Local collective ‘Save Maldives’ called on President Ibrahim Mohamed Solih and the government to "stop the Gulhifalhu ecocide" and "re-think unsustainable, debt-funded development projects" to protect the environment and biodiversity of Maldives.

"The project will irreversibly destroy the Gulhifalhu reef ecosystem directly impacting an area of over 13 sq/km", said Save Maldives.

"The expected environmental loss and damage is already emerging, as sedimentation from dredging threatens the surrounding area including the Villimale house reef and dive sites nearby, impacting the livelihoods of divers, fisherfolk, resorts and other local businesses".

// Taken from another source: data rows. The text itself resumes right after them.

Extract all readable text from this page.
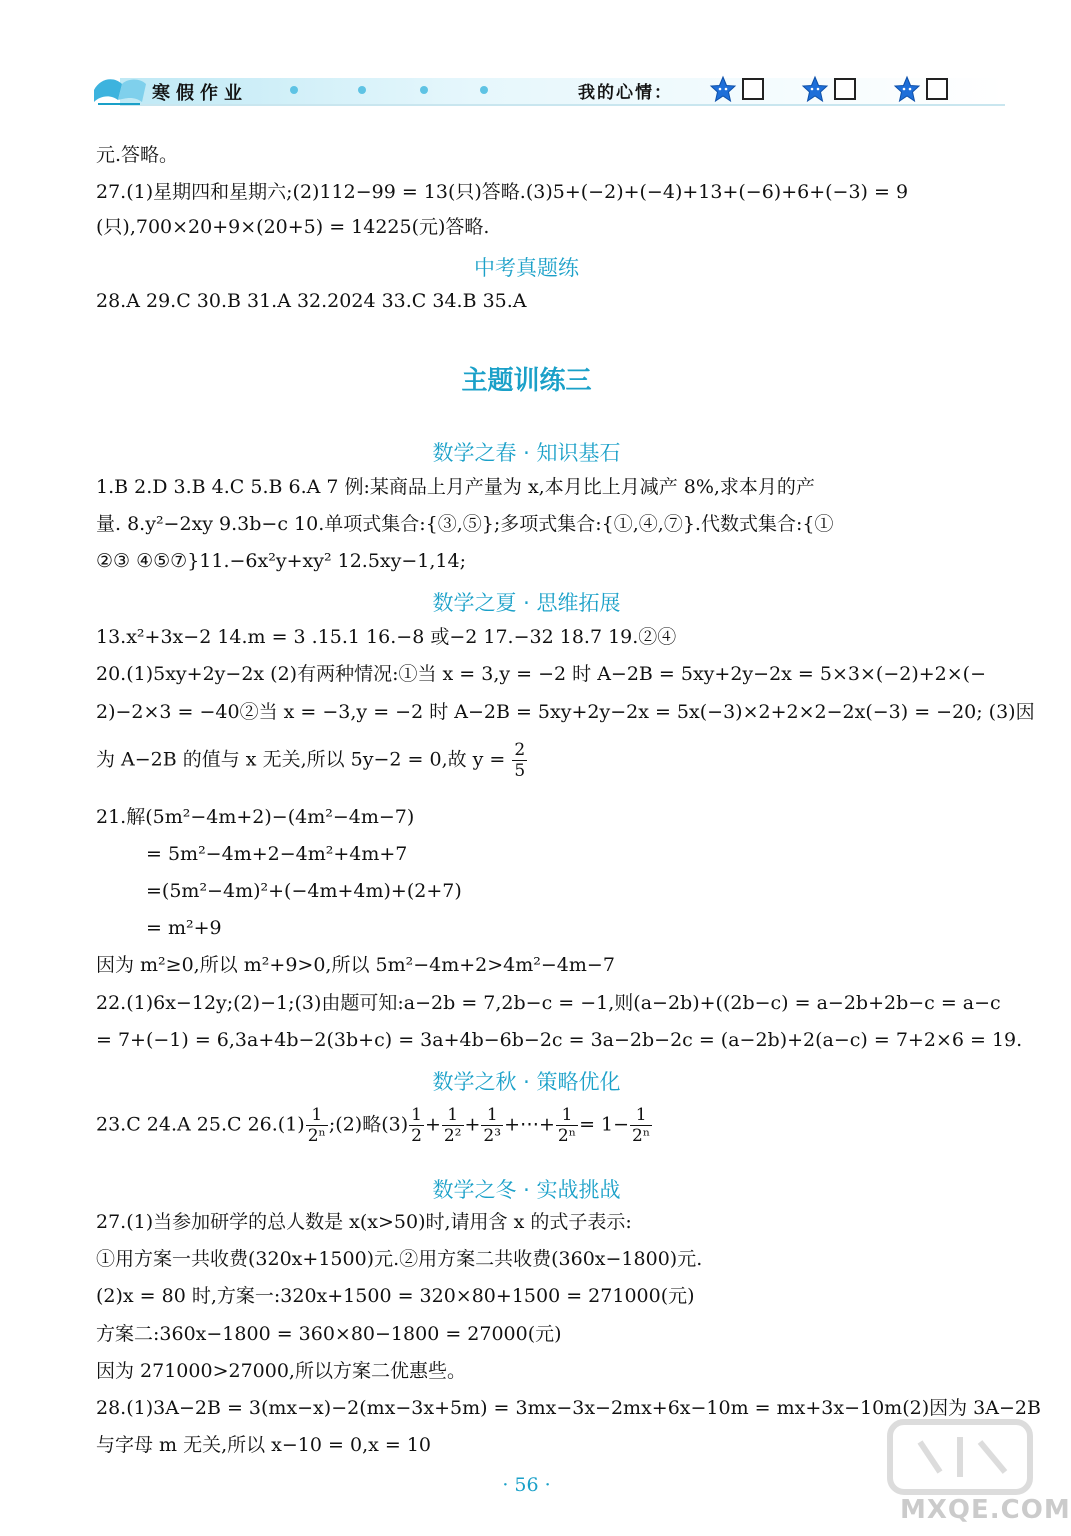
寒假作业	我的心情：
元.答略。
27.(1)星期四和星期六;(2)112−99 = 13(只)答略.(3)5+(−2)+(−4)+13+(−6)+6+(−3) = 9
(只),700×20+9×(20+5) = 14225(元)答略.
中考真题练
28.A 29.C 30.B 31.A 32.2024 33.C 34.B 35.A
主题训练三
数学之春 · 知识基石
1.B 2.D 3.B 4.C 5.B 6.A 7 例:某商品上月产量为 x,本月比上月减产 8%,求本月的产
量. 8.y²−2xy 9.3b−c 10.单项式集合:{③,⑤};多项式集合:{①,④,⑦}.代数式集合:{①
②③ ④⑤⑦}11.−6x²y+xy² 12.5xy−1,14;
数学之夏 · 思维拓展
13.x²+3x−2 14.m = 3 .15.1 16.−8 或−2 17.−32 18.7 19.②④
20.(1)5xy+2y−2x (2)有两种情况:①当 x = 3,y = −2 时 A−2B = 5xy+2y−2x = 5×3×(−2)+2×(−
2)−2×3 = −40②当 x = −3,y = −2 时 A−2B = 5xy+2y−2x = 5x(−3)×2+2×2−2x(−3) = −20; (3)因
为 A−2B 的值与 x 无关,所以 5y−2 = 0,故 $y = \frac{2}{5}$
21.解(5m²−4m+2)−(4m²−4m−7)
= 5m²−4m+2−4m²+4m+7
=(5m²−4m)²+(−4m+4m)+(2+7)
= m²+9
因为 m²≥0,所以 m²+9>0,所以 5m²−4m+2>4m²−4m−7
22.(1)6x−12y;(2)−1;(3)由题可知:a−2b = 7,2b−c = −1,则(a−2b)+((2b−c) = a−2b+2b−c = a−c
= 7+(−1) = 6,3a+4b−2(3b+c) = 3a+4b−6b−2c = 3a−2b−2c = (a−2b)+2(a−c) = 7+2×6 = 19.
数学之秋 · 策略优化
23.C 24.A 25.C $26.(1) \frac{1}{\text{2ⁿ}}$ ;(2)略$(3) \frac{1}{2} + \frac{1}{\text{2²}} + \frac{1}{\text{2³}}$ +⋯+ $\frac{1}{\text{2ⁿ}} = 1- \frac{1}{\text{2ⁿ}}$
数学之冬 · 实战挑战
27.(1)当参加研学的总人数是 x(x>50)时,请用含 x 的式子表示:
①用方案一共收费(320x+1500)元.②用方案二共收费(360x−1800)元.
(2)x = 80 时,方案一:320x+1500 = 320×80+1500 = 271000(元)
方案二:360x−1800 = 360×80−1800 = 27000(元)
因为 271000>27000,所以方案二优惠些。
28.(1)3A−2B = 3(mx−x)−2(mx−3x+5m) = 3mx−3x−2mx+6x−10m = mx+3x−10m(2)因为 3A−2B
与字母 m 无关,所以 x−10 = 0,x = 10
· 56 ·
MXQE.COM
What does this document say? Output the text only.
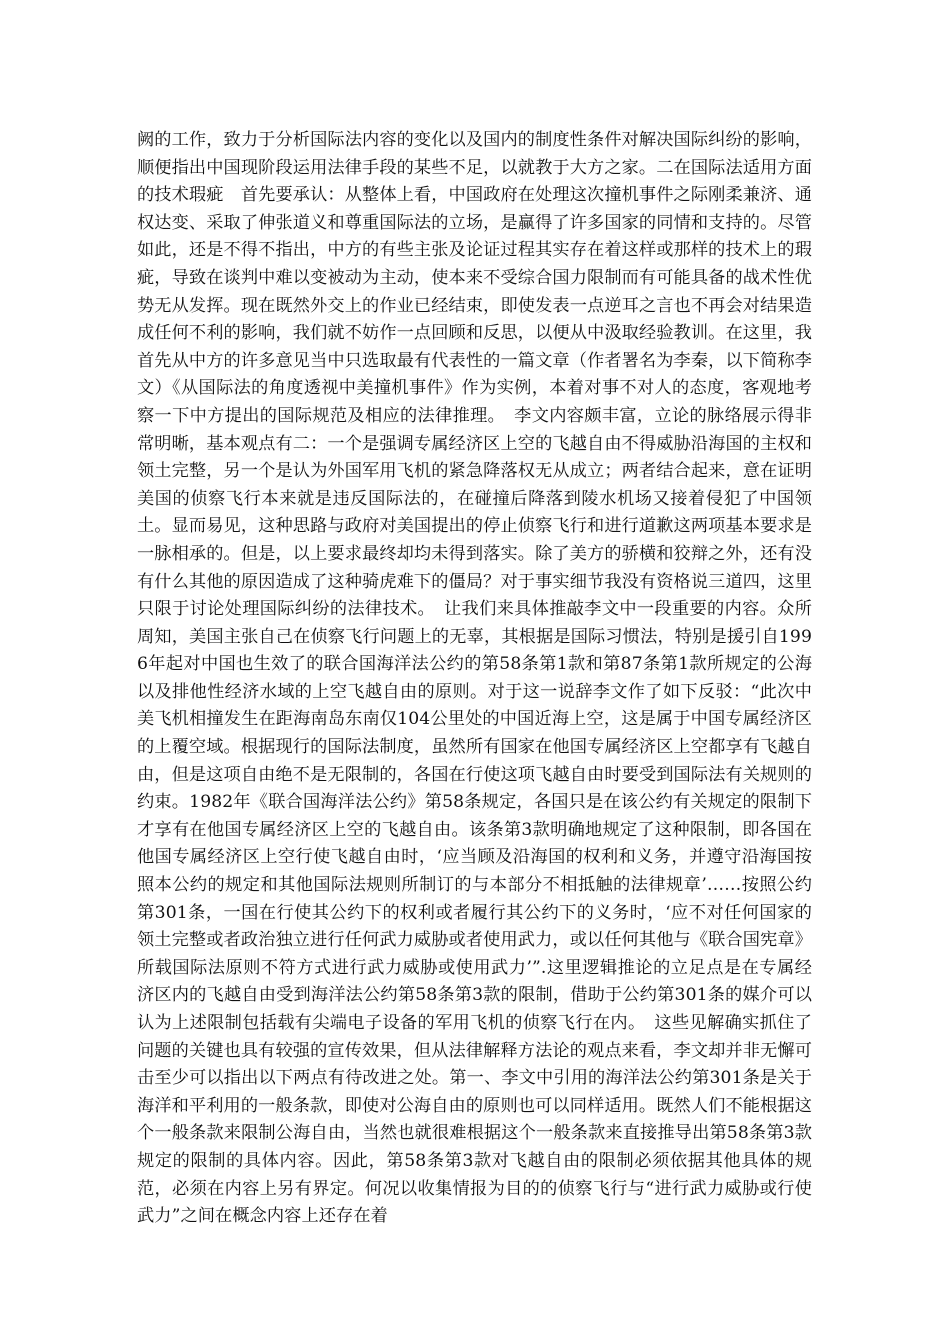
阙的工作，致力于分析国际法内容的变化以及国内的制度性条件对解决国际纠纷的影响，顺便指出中国现阶段运用法律手段的某些不足，以就教于大方之家。二在国际法适用方面的技术瑕疵　首先要承认：从整体上看，中国政府在处理这次撞机事件之际刚柔兼济、通权达变、采取了伸张道义和尊重国际法的立场，是赢得了许多国家的同情和支持的。尽管如此，还是不得不指出，中方的有些主张及论证过程其实存在着这样或那样的技术上的瑕疵，导致在谈判中难以变被动为主动，使本来不受综合国力限制而有可能具备的战术性优势无从发挥。现在既然外交上的作业已经结束，即使发表一点逆耳之言也不再会对结果造成任何不利的影响，我们就不妨作一点回顾和反思，以便从中汲取经验教训。在这里，我首先从中方的许多意见当中只选取最有代表性的一篇文章（作者署名为李秦，以下简称李文）《从国际法的角度透视中美撞机事件》作为实例，本着对事不对人的态度，客观地考察一下中方提出的国际规范及相应的法律推理。　李文内容颇丰富，立论的脉络展示得非常明晰，基本观点有二：一个是强调专属经济区上空的飞越自由不得威胁沿海国的主权和领土完整，另一个是认为外国军用飞机的紧急降落权无从成立；两者结合起来，意在证明美国的侦察飞行本来就是违反国际法的，在碰撞后降落到陵水机场又接着侵犯了中国领土。显而易见，这种思路与政府对美国提出的停止侦察飞行和进行道歉这两项基本要求是一脉相承的。但是，以上要求最终却均未得到落实。除了美方的骄横和狡辩之外，还有没有什么其他的原因造成了这种骑虎难下的僵局？对于事实细节我没有资格说三道四，这里只限于讨论处理国际纠纷的法律技术。　让我们来具体推敲李文中一段重要的内容。众所周知，美国主张自己在侦察飞行问题上的无辜，其根据是国际习惯法，特别是援引自1996年起对中国也生效了的联合国海洋法公约的第58条第1款和第87条第1款所规定的公海以及排他性经济水域的上空飞越自由的原则。对于这一说辞李文作了如下反驳：“此次中美飞机相撞发生在距海南岛东南仅104公里处的中国近海上空，这是属于中国专属经济区的上覆空域。根据现行的国际法制度，虽然所有国家在他国专属经济区上空都享有飞越自由，但是这项自由绝不是无限制的，各国在行使这项飞越自由时要受到国际法有关规则的约束。1982年《联合国海洋法公约》第58条规定，各国只是在该公约有关规定的限制下才享有在他国专属经济区上空的飞越自由。该条第3款明确地规定了这种限制，即各国在他国专属经济区上空行使飞越自由时，‘应当顾及沿海国的权利和义务，并遵守沿海国按照本公约的规定和其他国际法规则所制订的与本部分不相抵触的法律规章’……按照公约第301条，一国在行使其公约下的权利或者履行其公约下的义务时，‘应不对任何国家的领土完整或者政治独立进行任何武力威胁或者使用武力，或以任何其他与《联合国宪章》所载国际法原则不符方式进行武力威胁或使用武力’”.这里逻辑推论的立足点是在专属经济区内的飞越自由受到海洋法公约第58条第3款的限制，借助于公约第301条的媒介可以认为上述限制包括载有尖端电子设备的军用飞机的侦察飞行在内。　这些见解确实抓住了问题的关键也具有较强的宣传效果，但从法律解释方法论的观点来看，李文却并非无懈可击至少可以指出以下两点有待改进之处。第一、李文中引用的海洋法公约第301条是关于海洋和平利用的一般条款，即使对公海自由的原则也可以同样适用。既然人们不能根据这个一般条款来限制公海自由，当然也就很难根据这个一般条款来直接推导出第58条第3款规定的限制的具体内容。因此，第58条第3款对飞越自由的限制必须依据其他具体的规范，必须在内容上另有界定。何况以收集情报为目的的侦察飞行与“进行武力威胁或行使武力”之间在概念内容上还存在着
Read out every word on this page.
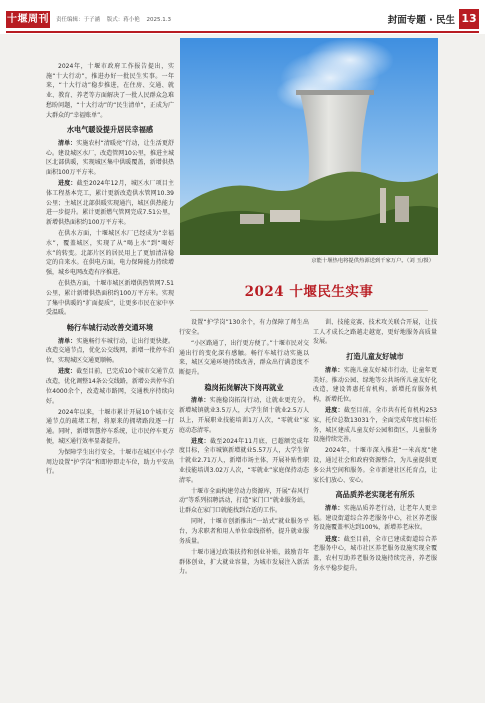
十堰周刊 责任编辑：于子涵 版式：蒋小艳 2025.1.3	封面专题 · 民生 13

2024年，十堰市政府工作报告提出，实施“十大行动”，推进办好一批民生实事。一年来，“十大行动”稳步推进，在住房、交通、就业、教育、养老等方面解决了一批人民群众急难愁盼问题，“十大行动”的“民生清单”，正成为广大群众的“幸福账单”。

水电气暖设提升居民幸福感

清单：实施农村“清暖亮”行动，让生活更舒心。建设城区水厂，改造管网10公里，推进主城区北部供暖，实现城区集中供暖覆盖，新增供热面积100万平方米。

进度：截至2024年12月，城区水厂项目主体工程基本完工，累计更新改造供水管网10.39公里；主城区北部供暖实现通汽，城区供热能力进一步提升。累计更新燃气管网完成7.51公里，新增供热面积约100万平方米。

在供水方面，十堰城区水厂已经成为“幸福水”，覆盖城区，实现了从“喝上水”到“喝好水”的转变。北部片区的居民用上了更加清洁稳定的自来水。在供电方面，电力保障能力持续增强，城乡电网改造有序推进。

在供热方面，十堰市城区新增供热管网7.51公里，累计新增供热面积约100万平方米。实现了集中供暖的“扩面提质”，让更多市民在家中享受温暖。

畅行车城行动改善交通环境

清单：实施畅行车城行动，让出行更快捷。改造交通节点，优化公交线网，新增一批停车泊位，实现城区交通更顺畅。

进度：截至目前，已完成10个城市交通节点改造，优化调整14条公交线路，新增公共停车泊位4000余个，改造城市路网，交通秩序持续向好。

2024年以来，十堰市累计开展10个城市交通节点的疏堵工程，将原来的拥堵路段逐一打通。同时，新增智慧停车系统，让市民停车更方便，城区通行效率显著提升。

为保障学生出行安全，十堰市在城区中小学周边设置“护学岗”和即停即走车位，助力平安出行。

京能十堰热电将提供热源送到千家万户。（刘 玉/摄）
2024 十堰民生实事

设置“护学岗”130余个，有力保障了师生出行安全。

“小区路通了，出行更方便了。”十堰市民对交通出行的变化深有感触。畅行车城行动实施以来，城区交通环境持续改善，群众出行满意度不断提升。

稳岗拓岗解决下岗再就业

清单：实施稳岗拓岗行动，让就业更充分。新增城镇就业3.5万人，大学生留十就业2.5万人以上，开展职业技能培训1万人次，“零就业”家庭动态清零。

进度：截至2024年11月底，已超额完成年度目标，全市城镇新增就业5.57万人，大学生留十就业2.71万人，新增市场主体，开展补贴性职业技能培训3.02万人次，“零就业”家庭保持动态清零。

十堰市全面构建劳动力资源库，开展“春风行动”等系列招聘活动，打造“家门口”就业服务站，让群众在家门口就能找到合适的工作。

同时，十堰市创新推出“一站式”就业服务平台，为求职者和用人单位牵线搭桥，提升就业服务质量。

十堰市通过政策扶持和创业补贴，鼓励青年群体创业，扩大就业容量，为城市发展注入新活力。

训、技能竞赛、技术攻关联合开展，让技工人才成长之路越走越宽，更好地服务高质量发展。

打造儿童友好城市

清单：实施儿童友好城市行动，让童年更美好。推动公园、绿地等公共场所儿童友好化改造，建设普惠托育机构，新增托育服务机构，新增托位。

进度：截至目前，全市共有托育机构253家，托位总数13031个，全面完成年度目标任务，城区建成儿童友好公园和街区，儿童服务设施持续完善。

2024年，十堰市深入推进“一米高度”建设，通过社会和政府资源整合，为儿童提供更多公共空间和服务。全市新建社区托育点，让家长们放心、安心。

高品质养老实现老有所乐

清单：实施品质养老行动，让老年人更幸福。建设街道综合养老服务中心，社区养老服务设施覆盖率达到100%，新增养老床位。

进度：截至目前，全市已建成街道综合养老服务中心，城市社区养老服务设施实现全覆盖，农村互助养老服务设施持续完善，养老服务水平稳步提升。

Noting the arrival of a Dutch dredging vessel on June 1 for the project, Save Maldives stressed that the reclamation would result in the destruction of not only the reef but the Hans Hass Place, a marine area that was declared protected since 1995.

Maldives is the world's lowest-lying country, where livelihoods rely heavily on thriving, pristine oceans that are admired around the world. Both factors contribute to the fate of this island nation being particularly vulnerable to the ill effects of climate change.

Although Maldives has been at the forefront of climate advocacy since 1987, Speaker Nasheed himself appealing to the international community at COP24 in 2019, a number of Maldivians hold the opinion that across administrations, government attitudes on the matter remain slack.